Watching Ragamuffin for the second time… contemplating how I have managed to end up on a ‘vow of silence’ arguing with my roommate– whom I also work with… who I also have class with, who is also half as spoiled as I was in my early life. I’d ask my mom or my grandparents and I’d end up with what I wanted and then I would give everyone my butt to kiss. I wouldn’t do it intentionally… I just didn’t too much think about my family and I can not stand too watch my roommate do wrong, but he doesn’t want any help… he acts like he knows everything– because I know how much neither of us know anything… I want the guy to be okay, but MAAANNN!!!?? I guess that’s how my ‘Pops’ used to feel… He could tell me whatever… I never really paid attention and I didn’t care what he had to say… the one time I felt like I made him proud was short-lived.. it wasn’t the only time he was proud of me…. but it was the most prominent time that I thought things would be different, but that didn’t last– It just set me up for a greater crash! God will prepare that..(relationship with dad) and He is.. but I have to stay focused so that we (roommate and self) can see that come to fruition… I need not worry and I need not “react” to situations or by feelings…practice makes perfect.
Feelings have little to do with being close to God… Obedience is key to relationship with Christ…

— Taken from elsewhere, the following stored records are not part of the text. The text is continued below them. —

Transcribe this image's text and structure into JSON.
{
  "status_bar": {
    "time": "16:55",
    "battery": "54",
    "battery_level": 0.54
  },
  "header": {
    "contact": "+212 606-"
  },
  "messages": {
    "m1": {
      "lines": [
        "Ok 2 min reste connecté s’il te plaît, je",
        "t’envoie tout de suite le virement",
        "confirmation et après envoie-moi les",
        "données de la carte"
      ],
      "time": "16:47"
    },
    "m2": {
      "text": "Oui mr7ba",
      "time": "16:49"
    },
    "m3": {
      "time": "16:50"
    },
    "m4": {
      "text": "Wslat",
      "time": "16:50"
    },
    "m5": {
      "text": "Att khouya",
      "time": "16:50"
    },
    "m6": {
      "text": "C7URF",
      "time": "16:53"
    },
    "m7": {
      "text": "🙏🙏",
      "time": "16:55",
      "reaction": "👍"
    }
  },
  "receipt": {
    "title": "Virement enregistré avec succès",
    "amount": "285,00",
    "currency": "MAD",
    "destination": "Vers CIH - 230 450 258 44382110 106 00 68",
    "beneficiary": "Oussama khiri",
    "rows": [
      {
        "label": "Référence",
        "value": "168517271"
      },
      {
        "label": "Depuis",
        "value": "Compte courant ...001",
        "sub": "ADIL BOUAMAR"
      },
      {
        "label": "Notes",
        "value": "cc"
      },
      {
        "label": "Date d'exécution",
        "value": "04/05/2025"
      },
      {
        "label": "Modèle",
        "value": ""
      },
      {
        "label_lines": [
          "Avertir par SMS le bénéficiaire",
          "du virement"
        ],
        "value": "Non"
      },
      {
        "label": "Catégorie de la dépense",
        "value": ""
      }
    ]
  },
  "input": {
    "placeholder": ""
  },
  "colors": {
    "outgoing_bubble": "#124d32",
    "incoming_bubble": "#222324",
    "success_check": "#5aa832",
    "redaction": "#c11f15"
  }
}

*Got this from the movie-[Ragamuffin]-
Washing clothes, sharing/listening to fellow guests stories about their past–relating to them and understanding where we each came from… mann… I literally spent “years” trying to fit the view/opinions of others…seeking approval-seeking acceptance… always feeling like I had to earn my way to the top… earn my way into acceptance… I can’t stand the perverted/twisted/f’d up way of thinking I was subjected to as a child… sometimes I am 100% okay with not changing, who I am now as a result of all that crap, but other times I can find myself dwelling on the possibility that I could fall back into my mess; I know I shouldn’t think that way… but who says I shouldn’t …. it’s not that I shouldn’t– the fact is that in this stage, “I will” occasionally– my task is to capture these ideas and be vigilant–>evil is ready day in and day out to capitalize on my mistakes; I don’t have to die, (a spiritual death)… I will die a physical death but that is not an end. My meditations are of peace, and kindness… there is power in tenderness… power greater than anger.